Saturday, 28 November 2015

Aroumd and about

The sound of four grown men being assailed with buckets of water in a vaulted hammam reminded me of the noises made by crowds attending fireworks displays, in my childhood. As we lined up against the wall, we were pelted with water of varying temperatures, each of which drew from us different noises, ranging from comfort to pain: warm water ("oooh"), hot ("aaah") and occasionally very cold ("eeeee"). After a while, these sounds, which echoed around the tiled rooms, began to make us all laugh in a slightly delirious way, to the undoubted bewilderment of the hammam's attendant and his assistant.

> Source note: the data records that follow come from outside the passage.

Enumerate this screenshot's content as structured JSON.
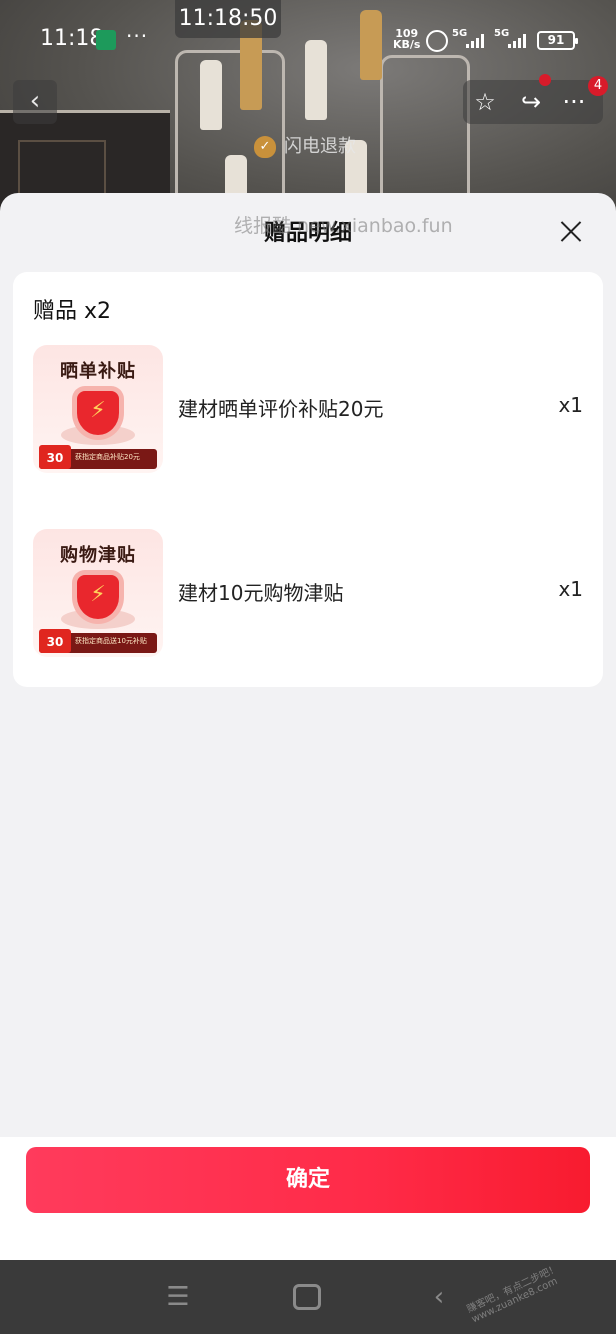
{
  "status_bar": {
    "time": "11:18",
    "screen_clock": "11:18:50",
    "more": "···",
    "net_speed_value": "109",
    "net_speed_unit": "KB/s",
    "signal_1": "5G",
    "signal_2": "5G",
    "battery": "91"
  },
  "nav": {
    "back_icon": "‹",
    "star_icon": "☆",
    "share_icon": "↪",
    "more_icon": "···",
    "more_badge": "4"
  },
  "banner": {
    "refund_label": "闪电退款"
  },
  "sheet": {
    "title": "赠品明细",
    "watermark": "线报酷 new.xianbao.fun",
    "gift_header": "赠品 x2",
    "gifts": [
      {
        "thumb_title": "晒单补贴",
        "thumb_tag": "30",
        "thumb_strip": "获指定商品补贴20元",
        "name": "建材晒单评价补贴20元",
        "qty": "x1"
      },
      {
        "thumb_title": "购物津贴",
        "thumb_tag": "30",
        "thumb_strip": "获指定商品送10元补贴",
        "name": "建材10元购物津贴",
        "qty": "x1"
      }
    ],
    "confirm_label": "确定"
  },
  "system_nav": {
    "menu_icon": "☰",
    "back_icon": "‹",
    "watermark": "赚客吧，有点二步吧！ www.zuanke8.com"
  },
  "colors": {
    "accent": "#ff2b48",
    "sheet_bg": "#f2f2f4",
    "badge_red": "#d81b2a"
  }
}
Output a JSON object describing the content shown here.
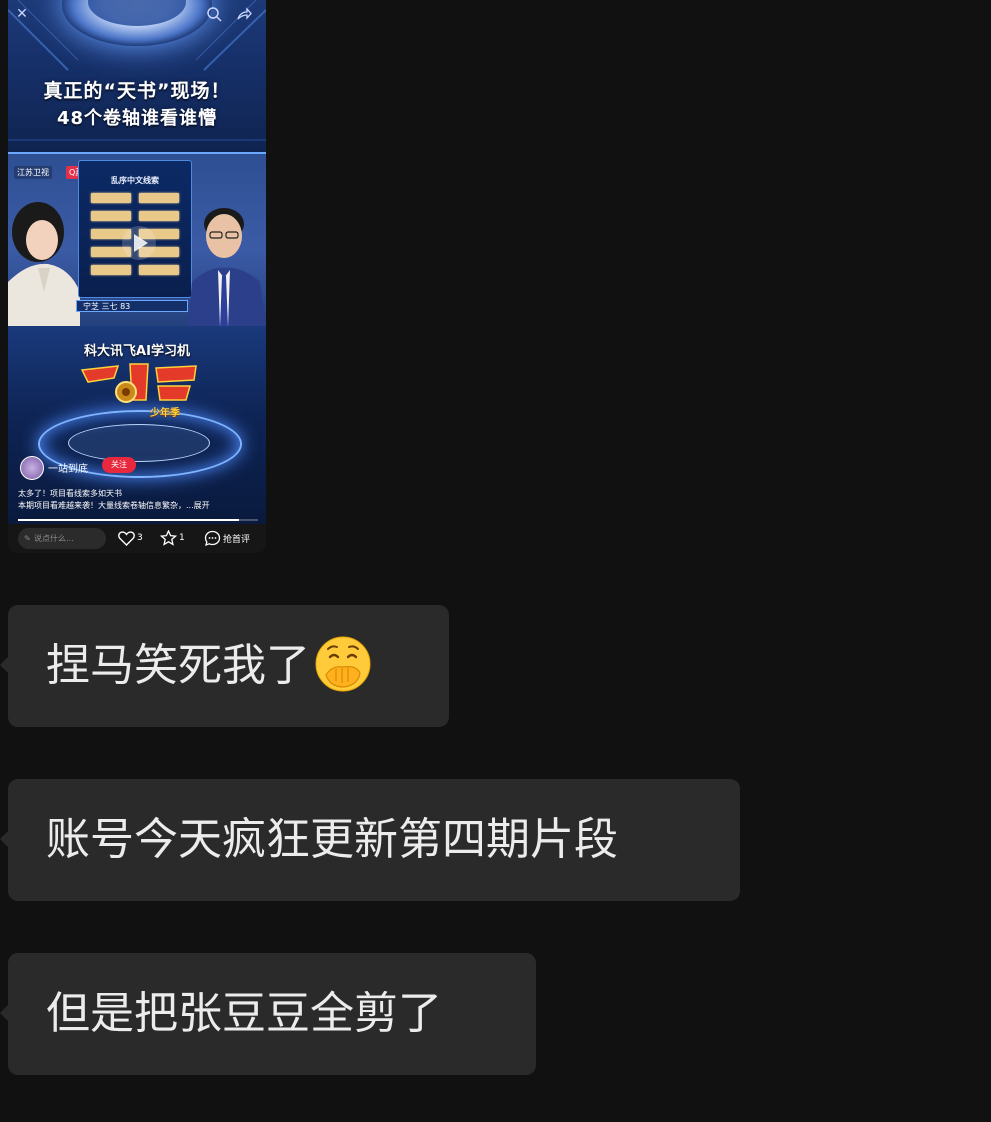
{
  "video_card": {
    "headline_line1": "真正的“天书”现场！",
    "headline_line2": "48个卷轴谁看谁懵",
    "channel_logo_1": "江苏卫视",
    "channel_logo_2": "Q荔枝",
    "board_title": "乱序中文线索",
    "name_tag": "宁芝  三七 83",
    "sponsor": "科大讯飞AI学习机",
    "show_subtitle": "少年季",
    "author": "一站到底",
    "follow_label": "关注",
    "caption_line1": "太多了！项目看线索多如天书",
    "caption_line2": "本期项目看难越来袭！大量线索卷轴信息繁杂，...展开",
    "progress": 0.92,
    "comment_placeholder": "说点什么...",
    "like_count": "3",
    "favorite_count": "1",
    "comment_label": "抢首评"
  },
  "messages": [
    {
      "text": "捏马笑死我了",
      "emoji": "face-with-hand-over-mouth"
    },
    {
      "text": "账号今天疯狂更新第四期片段"
    },
    {
      "text": "但是把张豆豆全剪了"
    }
  ],
  "colors": {
    "background": "#111111",
    "bubble": "#2a2a2a",
    "bubble_text": "#ececec",
    "follow": "#e8283c"
  }
}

The day before, we had descended from the refuge just below Toubkal in the Atlas Mountains, the highest peak in North Africa, and we were sorely in need of hygiene. It was in the depths of February, the mountain was encrusted in snow and ice, and the temperature inside the refuge where we had spent a few nights was, but for one room with a stove, extremely cold. One morning, I had braved the dribbling pipe in the basement room that was pleased to call itself a "shower", but as I squatted in the shower tray, desperately hoping for the barest hint of warmth, I had started to doubt whether I would ever get properly warm again.

The summit of Toubkal had been reached a few days before that, and not without with a great deal of effort. Altitude, combined with occasionally knee-deep snow, meant that our ascent had been far from speedy. At the top, we looked out across the Atlas Mountains, under a crips blue sky; the covering of snow making it extremely hard to judge scale.

"Are we the slowest group you've lead up here?" somebody asked, jokingly, but our guide's polite smile and silence in reply spoke volumes.

Back down the valley, we had walked across to Amound, a small village clustered on top of an ancient mountain land-slip, on the promise of a traditional massage and steam room. The village resembled a scattered collection of cardboard boxes, and appeared extremely basic. Inside the hammam, however, all was warm and clean. Afterwards, we marched back across the valley to our auberge, skin tingling with freshness.